H. Lundbeck is tapping into IBM Watson Health’s cognitive and knowledge-based health data analytics platform to speed the discovery and development of treatments for psychiatric and neurological disorders, including schizophrenia and Parkinson’s disease. The collaboration aims to combine Lundbeck’s knowhow in the field of neurological and psychiatric disease therapy with the IBM Watson platform to derive information from clinical data through the Watson Health Cloud.
The collaboration will also enable Lundbeck to use IBM Watson technologies across its own clinical data and other data and harness the IBM Watson platform to enable a knowledge-driven approach that it maintains will support the identification of new drug targets and drug indications. The work will initially focus on deriving new understanding and potential treatments in the areas of schizophrenia and Parkinson’s disease.
“We strive to develop treatments that affect the underlying biological mechanisms of psychiatric and neurological disorders rather than treating only symptoms,” commented Anders Gersel Pedersen, evp R&D at Lundbeck. “By combining our expertise in brain research with IBM’s cognitive computer technology, we expect to improve our foundation for this work, so we can develop new and improved treatments for the 425 million people who suffer from the psychiatric and neurological disorders which Lundbeck focuses on.” He added, “IBM can help create data-driven hypotheses based on Lundbeck’s questions, which can then be used in further research on fighting psychiatric and neurological disorders.”
The agreement comes less than 2 weeks after IBM Watson Health and Illumina announced a partnership to integrate Watson for Genomics into Illumina’s BaseSpace® next-generation sequencing (NGS) hub. In October 2016, IBM Watson Health and Teva expanded an existing e-health alliance to develop new indications for existing drugs. During the same month, IBM Watson and Quest Diagnostics launched a service for combining cognitive computing with genomic tumor sequencing, to help target cancer therapies.
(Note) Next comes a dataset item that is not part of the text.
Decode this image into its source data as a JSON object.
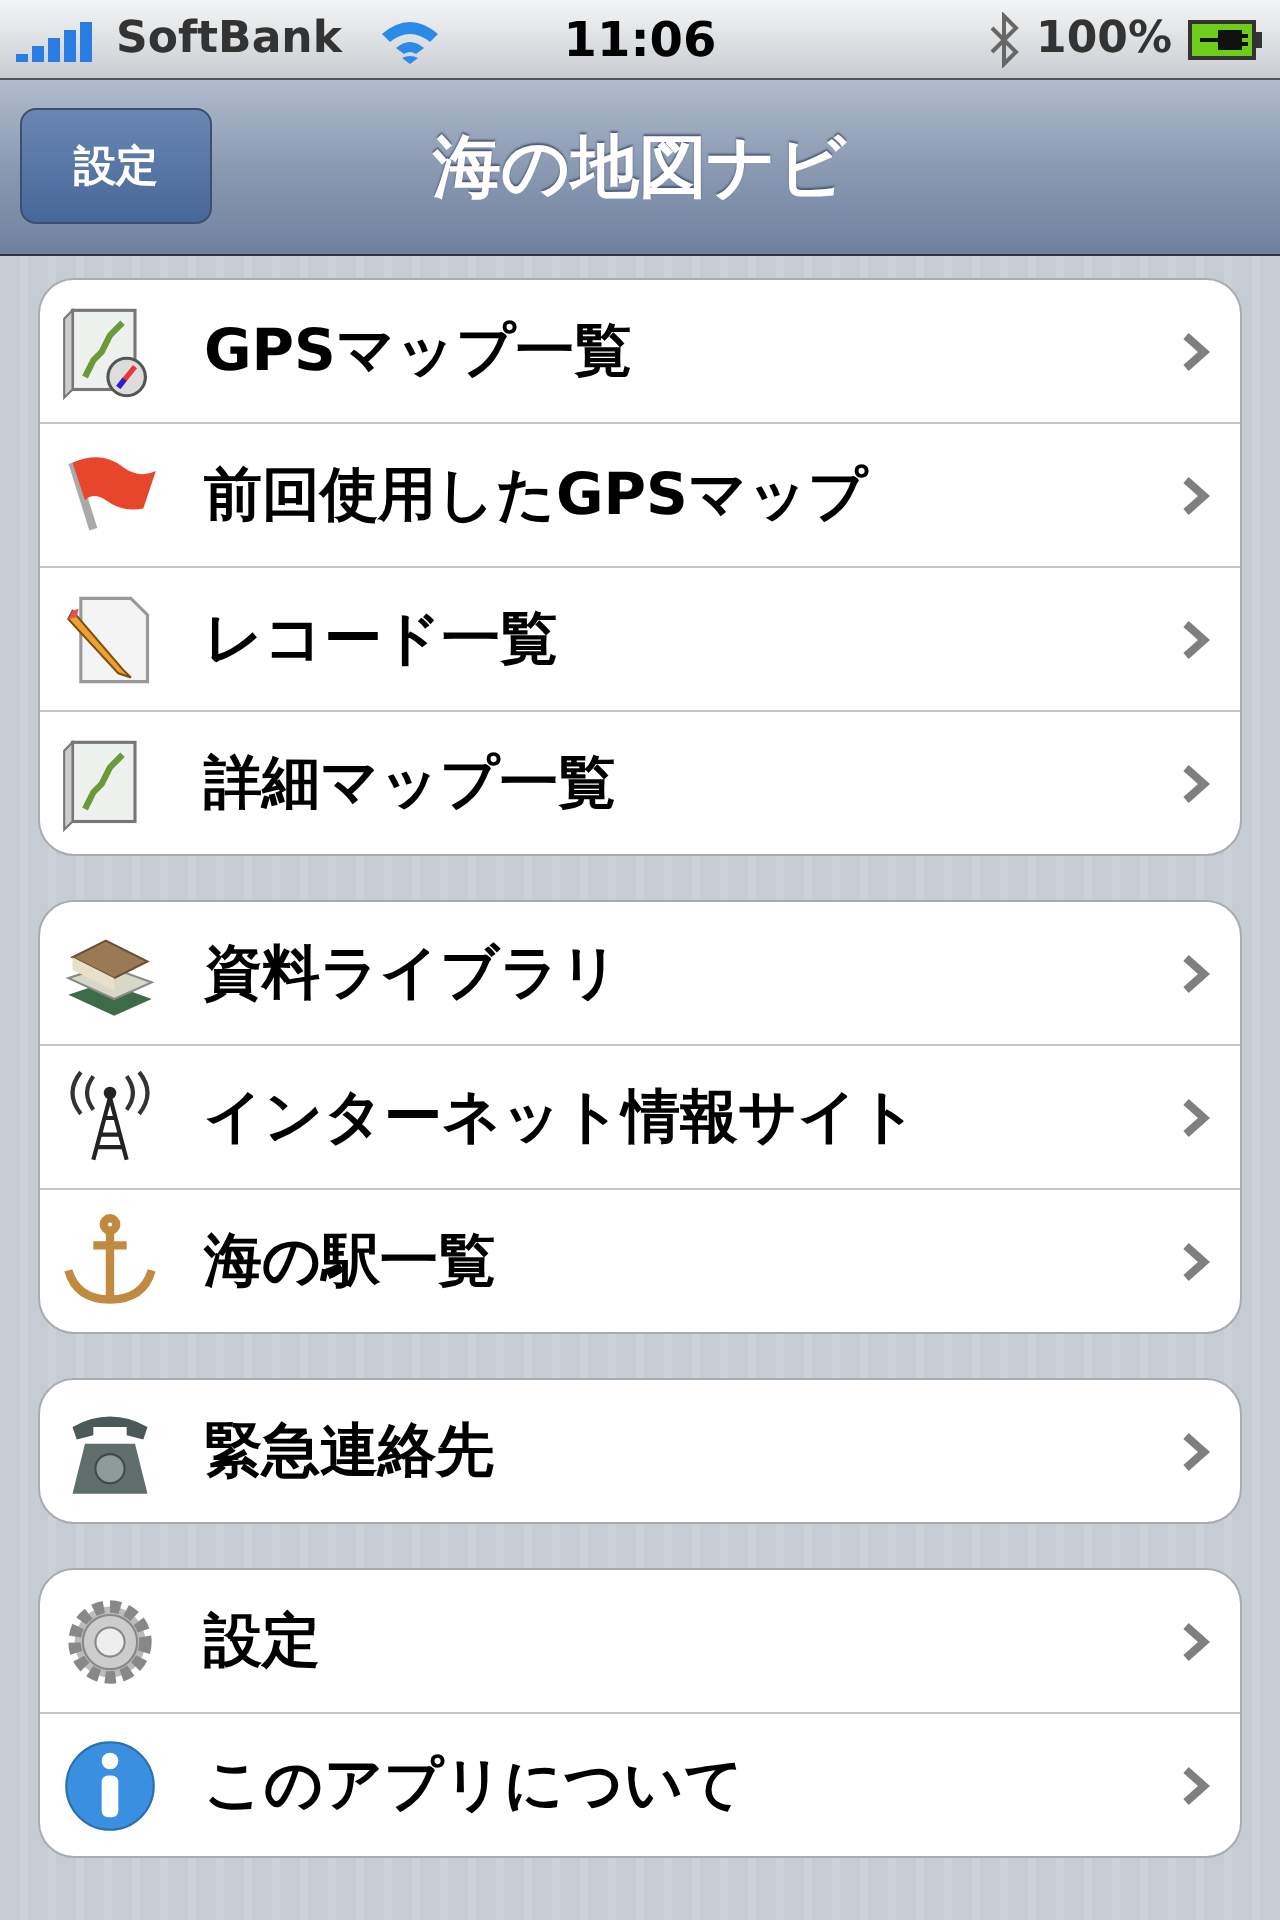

Lundbeck develops drugs for psychiatric and neurological diseases, including schizophrenia, Alzheimer’s disease, major depressive disorder, and epilepsy. The firm reported global revenues of DKK 11.469 billion ($1.654 billion) in the first 9 months of 2016, up 6% on the same period 2015. In October 2016, Lundbeck’s Carexiv™ (carbamazepine) injection was approved by FDA as a short-term replacement therapy for oral carbamazepine formulations in adults with certain seizure types. In September 2016, Lundbeck and partner Otsuka Pharmaceutical confirmed that their Alzheimer’s disease candidate idalopirdine failed to meet primary endpoints in its first Phase III study. Data from two additional Phase III studies are expected during Q1 2017.